The man glanced at him, then out the window. “You mean the Pyramid Mine?” Then he saw Quaid staring fixedly at it. “I used to work there, till they found all that alien shit inside. Now it’s closed.”

Alien artifacts?
Then that, too, was true. He had been there, and his dream was a true memory, not idle fancy! But if he had fallen in, how could he have survived unscathed? Unless the fall had been broken, and he had taken a bash on the head that gave him amnesia. But that wouldn’t explain why others wanted to kill him, or why Hauser wanted to get even with Cohaagen. He still knew far too little!

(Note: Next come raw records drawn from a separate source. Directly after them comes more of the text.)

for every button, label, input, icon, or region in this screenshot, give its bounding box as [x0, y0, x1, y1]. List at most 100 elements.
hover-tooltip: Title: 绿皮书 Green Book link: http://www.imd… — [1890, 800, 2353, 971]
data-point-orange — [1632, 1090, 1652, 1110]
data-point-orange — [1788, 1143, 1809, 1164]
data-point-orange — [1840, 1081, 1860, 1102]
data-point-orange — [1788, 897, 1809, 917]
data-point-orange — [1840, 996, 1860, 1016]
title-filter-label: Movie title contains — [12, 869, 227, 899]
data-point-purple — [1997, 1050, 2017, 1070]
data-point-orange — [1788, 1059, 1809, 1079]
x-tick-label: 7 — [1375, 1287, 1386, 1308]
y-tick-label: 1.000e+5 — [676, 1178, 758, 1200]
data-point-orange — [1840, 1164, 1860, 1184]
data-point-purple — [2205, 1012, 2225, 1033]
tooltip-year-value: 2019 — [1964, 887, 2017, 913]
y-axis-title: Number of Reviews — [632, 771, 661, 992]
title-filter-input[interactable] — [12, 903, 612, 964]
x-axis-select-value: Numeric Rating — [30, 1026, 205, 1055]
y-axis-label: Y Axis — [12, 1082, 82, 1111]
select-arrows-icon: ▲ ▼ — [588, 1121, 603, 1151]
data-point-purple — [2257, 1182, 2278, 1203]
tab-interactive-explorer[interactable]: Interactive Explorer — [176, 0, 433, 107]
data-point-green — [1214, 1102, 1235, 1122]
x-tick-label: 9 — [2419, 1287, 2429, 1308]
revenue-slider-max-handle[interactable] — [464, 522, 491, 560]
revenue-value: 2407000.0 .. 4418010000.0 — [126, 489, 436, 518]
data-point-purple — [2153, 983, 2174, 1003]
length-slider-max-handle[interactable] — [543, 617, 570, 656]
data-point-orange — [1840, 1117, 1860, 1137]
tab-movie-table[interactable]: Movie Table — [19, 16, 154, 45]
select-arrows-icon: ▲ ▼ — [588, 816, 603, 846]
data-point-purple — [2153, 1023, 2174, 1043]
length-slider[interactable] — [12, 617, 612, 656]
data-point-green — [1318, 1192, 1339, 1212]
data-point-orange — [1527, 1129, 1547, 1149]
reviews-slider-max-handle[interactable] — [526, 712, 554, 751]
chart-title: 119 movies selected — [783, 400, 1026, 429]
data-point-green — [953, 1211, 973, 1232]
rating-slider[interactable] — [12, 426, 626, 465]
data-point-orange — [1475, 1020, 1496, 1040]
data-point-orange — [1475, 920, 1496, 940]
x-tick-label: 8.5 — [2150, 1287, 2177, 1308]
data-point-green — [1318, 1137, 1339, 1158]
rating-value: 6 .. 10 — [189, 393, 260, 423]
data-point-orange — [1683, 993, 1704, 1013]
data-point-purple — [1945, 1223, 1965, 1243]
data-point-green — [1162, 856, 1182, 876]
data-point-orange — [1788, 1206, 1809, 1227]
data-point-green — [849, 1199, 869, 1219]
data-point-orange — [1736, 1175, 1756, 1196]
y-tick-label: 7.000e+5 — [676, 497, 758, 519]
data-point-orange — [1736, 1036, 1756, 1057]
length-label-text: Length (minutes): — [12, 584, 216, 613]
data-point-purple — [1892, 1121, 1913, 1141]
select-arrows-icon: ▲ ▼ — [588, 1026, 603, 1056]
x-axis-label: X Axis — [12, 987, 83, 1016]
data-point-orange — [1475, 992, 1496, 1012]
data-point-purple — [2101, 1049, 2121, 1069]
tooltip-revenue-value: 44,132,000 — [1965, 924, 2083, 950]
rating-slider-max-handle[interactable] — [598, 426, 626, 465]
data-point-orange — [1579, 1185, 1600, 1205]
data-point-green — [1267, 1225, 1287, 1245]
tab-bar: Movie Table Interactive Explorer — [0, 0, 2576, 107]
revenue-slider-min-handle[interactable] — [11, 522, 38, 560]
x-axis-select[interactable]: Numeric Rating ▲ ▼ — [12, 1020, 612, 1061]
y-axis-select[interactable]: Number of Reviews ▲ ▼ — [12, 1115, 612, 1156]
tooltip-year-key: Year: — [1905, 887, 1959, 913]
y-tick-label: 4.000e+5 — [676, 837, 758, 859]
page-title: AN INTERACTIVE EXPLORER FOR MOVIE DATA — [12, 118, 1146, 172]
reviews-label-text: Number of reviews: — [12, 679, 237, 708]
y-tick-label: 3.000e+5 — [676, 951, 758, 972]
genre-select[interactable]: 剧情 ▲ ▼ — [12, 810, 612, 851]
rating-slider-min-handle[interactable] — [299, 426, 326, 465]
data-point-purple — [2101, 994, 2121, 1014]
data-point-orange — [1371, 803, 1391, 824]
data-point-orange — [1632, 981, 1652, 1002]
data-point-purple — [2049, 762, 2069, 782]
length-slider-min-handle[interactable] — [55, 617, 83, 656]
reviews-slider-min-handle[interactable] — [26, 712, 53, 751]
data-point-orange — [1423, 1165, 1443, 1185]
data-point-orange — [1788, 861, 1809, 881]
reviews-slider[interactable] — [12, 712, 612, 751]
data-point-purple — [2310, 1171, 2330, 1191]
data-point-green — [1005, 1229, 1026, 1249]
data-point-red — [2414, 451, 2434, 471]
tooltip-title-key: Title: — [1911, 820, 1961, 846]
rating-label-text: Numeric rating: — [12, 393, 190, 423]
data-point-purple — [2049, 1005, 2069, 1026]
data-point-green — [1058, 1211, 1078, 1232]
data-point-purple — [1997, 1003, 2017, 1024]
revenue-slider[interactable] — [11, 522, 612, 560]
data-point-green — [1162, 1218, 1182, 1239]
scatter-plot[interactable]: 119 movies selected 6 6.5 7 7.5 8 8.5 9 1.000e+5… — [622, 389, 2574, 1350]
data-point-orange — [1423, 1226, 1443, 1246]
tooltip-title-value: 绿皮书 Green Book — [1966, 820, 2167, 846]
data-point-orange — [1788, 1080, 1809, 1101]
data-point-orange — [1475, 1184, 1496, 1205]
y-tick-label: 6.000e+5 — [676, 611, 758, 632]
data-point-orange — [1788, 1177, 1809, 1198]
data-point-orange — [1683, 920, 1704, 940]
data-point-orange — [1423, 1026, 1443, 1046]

“Can you visit?” he asked, rapt.

“Ha. Can’t get within ten miles.”

So there was some secret there. Why were they keeping people away? Certainly they weren’t going to keep
him
away! One way or another he would get there, and unravel his past.

And find his woman.

The Pyramid Mine was as impressive from another angle, as seen from the hall leading to Cohaagen’s office. Richter stared through the glass wall at the mining complex, wishing that he rated a stunning facility like this. He entered the office and faced the back of Cohaagen’s chair across his desk.

“Mr. Cohaagen,” he said. “You wanted to see me?”

Cohaagen swiveled around in his chair. He smiled silently for a moment. “Richter,” he said finally. “Do you know why I’m such a happy person?”

Because you’re the top man, Richter thought, with subordinates to chew out. He let none of this show through the dutiful expression on his face.

“No, sir,” he said respectfully.

“Because I’ve got a great fuckin’ job,” Cohaagen said calmly. “As long as the turbinium keeps flowing, I can do anything I want. Anything. Nobody’s looking over my shoulder. Nobody cares how I live. Nobody gives a shit if a few Martians have to suffer.” He paused.

“I’ll tell you the truth,” he continued. “I wouldn’t trade places with the Chairman.” It was difficult for him to keep a straight face. He had the Chairman by the short hairs and he knew it, but it wouldn’t do to give that kind of information to Richter. No, the masquerade would go on. For the time being.